The unifying principle of this book is:
Everything costs something. Everything worth talking about has benefits. Nothing is free; nothing has infinite value.
This sounds very simple and unobjectionable, but experience shows people have a hard time putting it into practice and realizing how pervasive the principle is.
When we make a judgment, we are saying that one thing has a larger value than another. We have a value function in our brains that takes two arguments and returns whether the first is less than, equal to, or greater than the other. As cruel or as crazy as it may sound, that function can take any two things and compare them; we have to make decisions like Value(CoolJob, CloseToFamily) all the time.
Many people have an instinctive revulsion to the idea that such a value function exists, but it is important to understand that it does, no matter how much you'd like to avoid it. If you are in an improbable situation where you are forced to chose which of your children lives, you will have to make a choice. Refusing to choose is itself a choice, and is a piece of your value function.
In programming, as in life, people often end up using a value function provided by somebody else, rather than actually deciding what they value and what gets them the most with their resources.
Many people are peddling value functions. When someone advocates a methodology, they are also selling you on the value function which their methodology theoretically maximizes. When someone advocates a language or platform, they are selling you the value function where their language or platform has more value than any other.

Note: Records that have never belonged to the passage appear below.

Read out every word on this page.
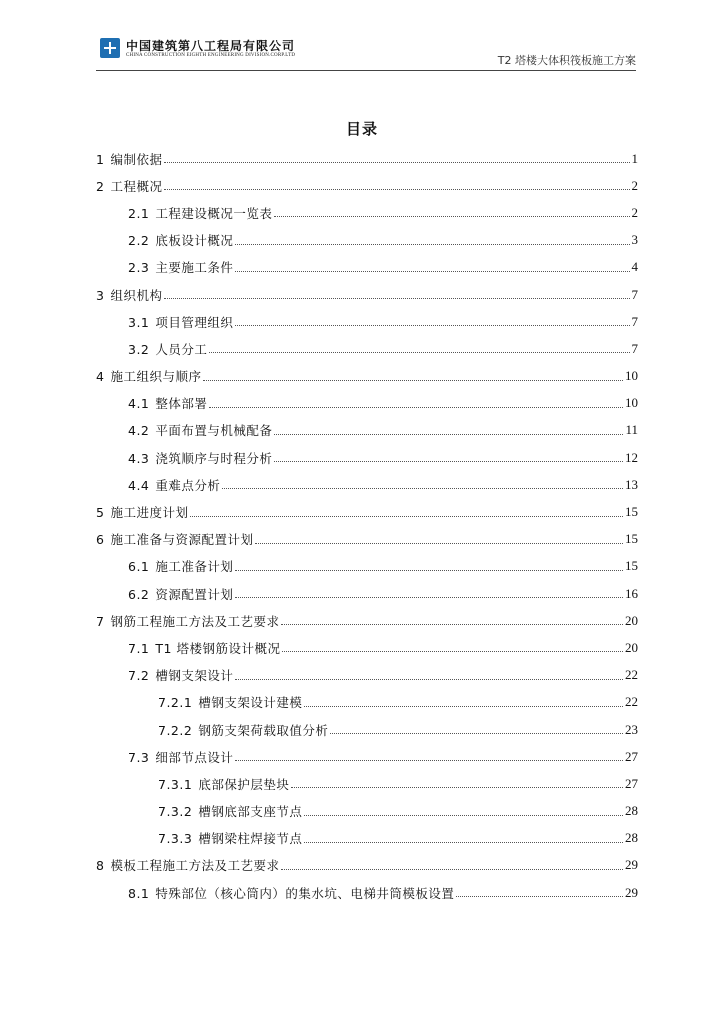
中国建筑第八工程局有限公司
CHINA CONSTRUCTION EIGHTH ENGINEERING DIVISION.CORP.LTD	T2 塔楼大体积筏板施工方案
目录
1 编制依据	1
2 工程概况	2
2.1 工程建设概况一览表	2
2.2 底板设计概况	3
2.3 主要施工条件	4
3 组织机构	7
3.1 项目管理组织	7
3.2 人员分工	7
4 施工组织与顺序	10
4.1 整体部署	10
4.2 平面布置与机械配备	11
4.3 浇筑顺序与时程分析	12
4.4 重难点分析	13
5 施工进度计划	15
6 施工准备与资源配置计划	15
6.1 施工准备计划	15
6.2 资源配置计划	16
7 钢筋工程施工方法及工艺要求	20
7.1 T1 塔楼钢筋设计概况	20
7.2 槽钢支架设计	22
7.2.1 槽钢支架设计建模	22
7.2.2 钢筋支架荷载取值分析	23
7.3 细部节点设计	27
7.3.1 底部保护层垫块	27
7.3.2 槽钢底部支座节点	28
7.3.3 槽钢梁柱焊接节点	28
8 模板工程施工方法及工艺要求	29
8.1 特殊部位（核心筒内）的集水坑、电梯井筒模板设置	29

The correspondence of these value functions to your true value function varies widely. If you use a value function that is greatly at odds with your true value function, you will invariably end up with less true value than you could have gotten. Simple proof: If you choose something you accidentally overvalued, then you pay the opportunity cost on the additional value of what you should have chosen. If you undervalue something, you are likely to end up choosing something else incorrectly and getting less than you should. If you choose poorly enough, you may end up with negative value, even discounting opportunity cost.
It's one thing to choose Java because it's the best choice for you. Maybe you value the cross-platform support. Maybe there's a Java-only library you can buy that gets you closer to the goal in one step than you can get in any other language; that can be valuable. Maybe all of your developers already know Java and that outweighs the costs it has.
It's quite another to choose it because "everybody uses Java", without analysis. Java's got some serious disadvantages, too; are you so willing to accept them without thought?
As you might get from the somewhat slanted tone of the last two paragraphs, I think the "use it because everybody else is using it" heuristic is one of the worst value functions you can adopt. Life's just not that easy.
I can also now re-express the goal of this book more precisely. My goal is not to try to provide you a value function; my goal is to help you build your own. Step one is realizing you need one. Some elements of my personal value function will shine through in this work, but that is because it is unavoidable (and therefore I don't try to hard), not because I truly want you to adopt mine. One of the important ways I can do that is help you consciously think about your value functions.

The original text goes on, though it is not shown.